Przykład? Od kilku lat w ośrodku zdrowia działała, finansowana przez gminę, konsultacyjna poradnia neurologiczna. W tym roku - po trzech konkursach - nie pojawił się żaden lekarz, chętny do pracy w poradni. Ta - mimo zabezpieczonych środków - nie będzie w tym roku działać. Problemy są także z zatrudnianiem pielęgniarek.
- Kiedy starałam się zatrudnić pielęgniarkę do gabinetu zabiegowego w Piechcinie też nie mogłam znaleźć. Pielęgniarka nie może od razu przyjść po szkole, musi mieć kursy, uprawnienia, bo to, że skończyła studia do niczego jej nie upoważnia. Ona musi przyjść przygotowana - dodała.
Dalej Alicja Wiczewska mówiła, że w tym okresie chorują również sami lekarze. Zachęcała, że jeśli nie zarejestrujemy się w ciągu dnia, po poradę można a nawet trzeba przychodzić po godzinie 18, na rozpoczynający się w ośrodku dyżur nocny.
Przy okazji poinformowała, że w czerwcu br. kończy się umowa na świadczenie opieki nocnej i świątecznej w SPZOZ w Barcinie. I tu też możemy mieć za chwilę problem. Dlaczego?
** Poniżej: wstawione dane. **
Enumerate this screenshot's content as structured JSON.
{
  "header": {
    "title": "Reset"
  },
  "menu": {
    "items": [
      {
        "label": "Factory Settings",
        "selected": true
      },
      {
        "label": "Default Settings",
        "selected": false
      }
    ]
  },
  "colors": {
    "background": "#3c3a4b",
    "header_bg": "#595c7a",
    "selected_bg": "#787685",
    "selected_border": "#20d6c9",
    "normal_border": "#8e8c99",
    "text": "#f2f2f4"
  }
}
Otóż mieszkańcy sąsiedniej gminy Dąbrowa na dyżury nocne i świąteczne wolą jeździć do Mogilna, nie do Barcina.
- W związku z tym może nam się zmniejszyć obwód i w Barcinie opieki nocnej nie będzie w ogóle. Wszystko zmierza do tego, żeby opiekę nocną zapewniały w przyszłości tylko szpitale - usłyszeliśmy.
Na koniec Alicja Wiczewska przyznała także rację w kwestii źle działającej strony internetowej i kolejek do lekarza medycyny pracy. Przypomniała, że lekarz medycyny pracy przyjmuje w barcińskiej placówce tylko raz w tygodniu.
- Chyba, iż mamy sygnał, że będzie większa ilość pracowników, wówczas umawiamy się i robimy dodatkowy dzień i wykonujemy badania lub wręcz jedziemy do pracodawcy, żeby odblokować tutaj kolejki.